According to profiler, results compute shaders are stalled by:

  • LGTHR - LG Throttle : Input FIFO to the LSU pipe for local and global memory instructions is full.
  • TEXTHR - TEX Throttle : The TEXIN input FIFO is full.
  • LGSB - Long Scoreboard : Waiting on data dependency for local, global, texture, or surface load.

Skinning shader doesn't use many temporary registers, so these are all global memory access-related performance counters. One of the advices found in documentation proposes 'To optimize buffers and group shared memory, use manual bit packing. When creating structures for packing data, consider the range of values a field can hold and choose the smallest datatype that can encompass this range'. We will try this approach.

Bone skinning data is transferred to the final mesh shader in the form of an array of vertices represented by this struct:

struct VertexData
{
float3 Position;
float3 Normal;
float3 Tangent;
};

36 bytes in total. I will make an approximation that the skinned mesh pose did not differ much from the static mesh pose. This is of course not always true (non-inplace animations can diverge significantly), so the following optimization should be carefully tested for visual issues on final animations. Skin vertex positions can be stored as half-precision floating point numbers and encoded as delta between original and deformed positions. The new vertex offset structure has the following declaration:

struct CompressedVertexDelta
{
uint field0, field1, field2, field3, field4;
}

20 bytes in total. This is 10 half values. One extra half is needed to correctly pad data (it needs to be 4-byte aligned). Using f32tof16 and f16tof32 shader instructions we can encode and decode our new compressed data.

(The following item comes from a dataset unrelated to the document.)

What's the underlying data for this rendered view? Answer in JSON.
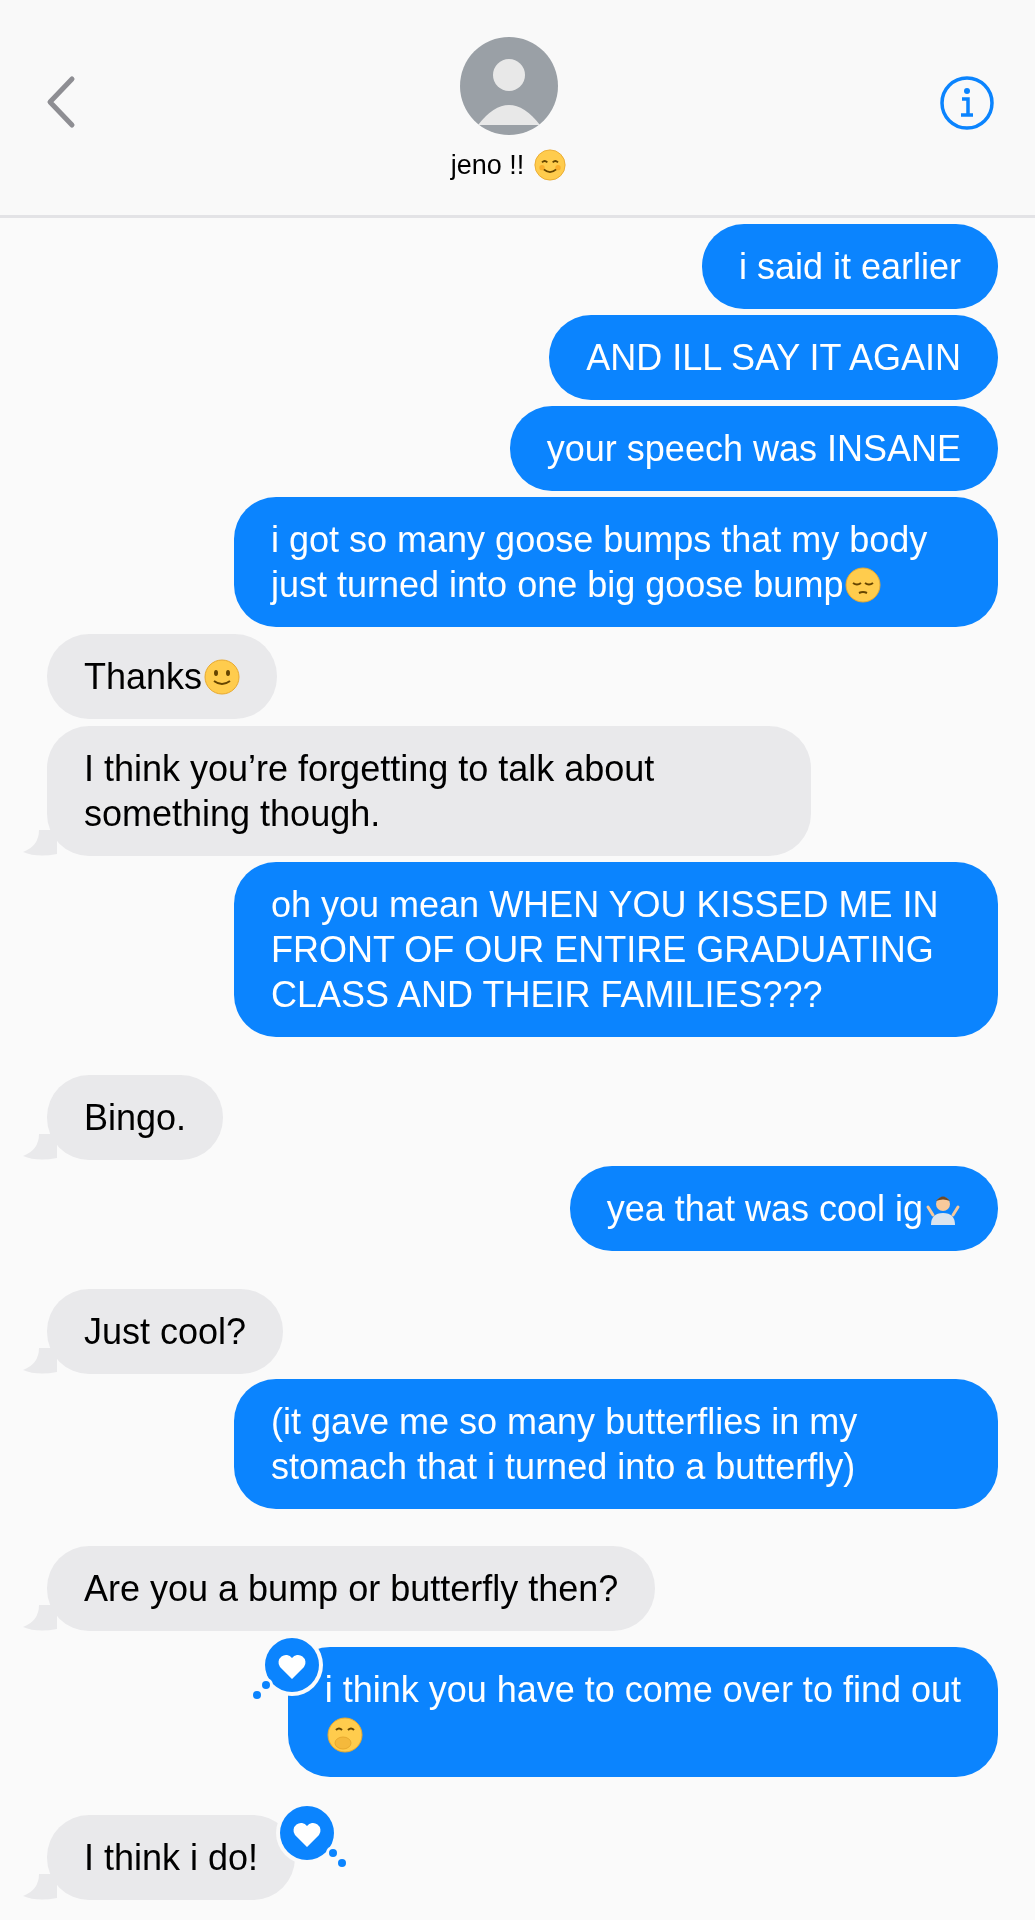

float3 DecodePosition(CompressedVertexDelta v)
{
float x = f16tof32(v.field0 >> 16);
float y = f16tof32(v.field0);
float z = f16tof32(v.field1 >> 16);
return float3(x, y, z);
}
...
void EncodePosition(inout CompressedVertexDelta v, float3 pos)
{
uint px = f32tof16(pos.x);
uint py = f32tof16(pos.y);
uint pz = f32tof16(pos.z);

v.field0 = px << 16 | py;
v.field1 = pz << 16;
}

After shader changes, we have got following performance characteristics:

  • Full View: Final result full view
  • Empty View: Final result empty view

And unity profiler:

  • Full View: Unity profiler optimized full view
  • Empty View: Unity profiler optimized empty view

Results

Full View frame timeEmpty View frame timeImprovement from base
Original Renderer26.1ms17.6ms100% / 100%
Without InstantiateDeformationSystem17.3ms8.3ms150% / 212%
Skin data compression14.6ms5.5ms179% / 320%

With frustum and occlusion culling techniques (which need to be implemented), skinning application and processing can be reduced further. It is very important for situations when many skinned meshes are not visible in the current frame.